A simple trick to fool deepfake detectors: Lower the image quality
Since detectors are far from perfect, humans can employ old-school methods to spot fake images and video online, experts said. Zooming in on photos and videos allows people to check for abnormal artifacts, such as disfigured hands or odd shapes in background details, such as floor tiles or walls. In fake audio, the absence of pauses and vocal inflections can make a person sound robotic.
It’s also crucial to analyze suspected deepfakes for contextual clues. In the Harris video, for example, the lectern sign reads “Ramble Rants,” which is the account name of the deepfaker.
The authentic image says "Fighting for" but the manipulated image says "Ramble rants"
Dozens of companies in Silicon Valley have dedicated themselves to spotting AI deepfakes, but most methods have fallen short.
Until now, the industry’s biggest hope was watermarking, a process that embeds images with an invisible mark that only computers can detect. But watermarks can be easily tampered with or duplicated, confusing the software meant to read them.
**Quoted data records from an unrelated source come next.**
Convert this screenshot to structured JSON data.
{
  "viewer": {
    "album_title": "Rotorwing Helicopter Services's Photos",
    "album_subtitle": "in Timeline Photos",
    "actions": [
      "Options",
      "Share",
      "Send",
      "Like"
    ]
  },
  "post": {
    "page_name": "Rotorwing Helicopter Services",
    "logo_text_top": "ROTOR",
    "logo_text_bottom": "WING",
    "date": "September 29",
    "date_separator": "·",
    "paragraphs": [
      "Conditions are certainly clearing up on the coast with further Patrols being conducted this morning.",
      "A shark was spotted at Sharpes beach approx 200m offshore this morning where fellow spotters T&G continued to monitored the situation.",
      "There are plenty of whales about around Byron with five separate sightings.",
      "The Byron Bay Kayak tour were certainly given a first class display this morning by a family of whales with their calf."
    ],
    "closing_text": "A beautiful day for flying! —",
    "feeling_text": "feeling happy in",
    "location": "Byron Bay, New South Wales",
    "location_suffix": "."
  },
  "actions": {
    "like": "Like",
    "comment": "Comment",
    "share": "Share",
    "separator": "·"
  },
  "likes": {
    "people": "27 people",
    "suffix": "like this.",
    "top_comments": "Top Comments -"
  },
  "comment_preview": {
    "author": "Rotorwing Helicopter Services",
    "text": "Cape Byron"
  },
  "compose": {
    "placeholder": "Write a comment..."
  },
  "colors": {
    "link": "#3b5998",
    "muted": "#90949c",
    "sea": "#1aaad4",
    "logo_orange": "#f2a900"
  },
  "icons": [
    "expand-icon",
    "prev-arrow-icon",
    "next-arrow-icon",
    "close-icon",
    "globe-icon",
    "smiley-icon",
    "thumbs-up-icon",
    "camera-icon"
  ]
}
Last year, leading companies including OpenAI, Google, Microsoft and Meta signed a voluntary pledge that requires them to develop tools to help the public detect AI-generated images. But tech executives are skeptical about the project.
“I received mixed answers from Big Tech,” Věra Jourová, a top European Union official, told The Post at an Atlantic Council event. “Some platforms told me this was impossible.”
The inability to detect AI-generated images can have real-world consequences. In late July, an image of a Sikh man urinating into a cup at a Canadian gas station went viral on X, fueling anti-immigrant rhetoric. But according to a post on X, the owner of the gas station claimed the incident never happened.
The Post uploaded the image into a popular deepfake detection tool from the nonprofit AI company TrueMedia. The image was labeled as having “little evidence of manipulation,” indicating it may be real.
Later, The Post received an email saying a human analyst at the company had found “substantial evidence of manipulation.” Oren Etzioni, founder of TrueMedia, said its AI detectors are “not 100 percent accurate” and rely on human analysts to review results. Corrected results are used to “further train the AI detectors and improve performance,” he said.
Farid said such inconsistent results are dangerous because people are “weaponizing” them to alter society’s concept of reality.
“It’s making it so that we don’t trust or believe anything or anybody,” he said. “It’s a free-for-all now.”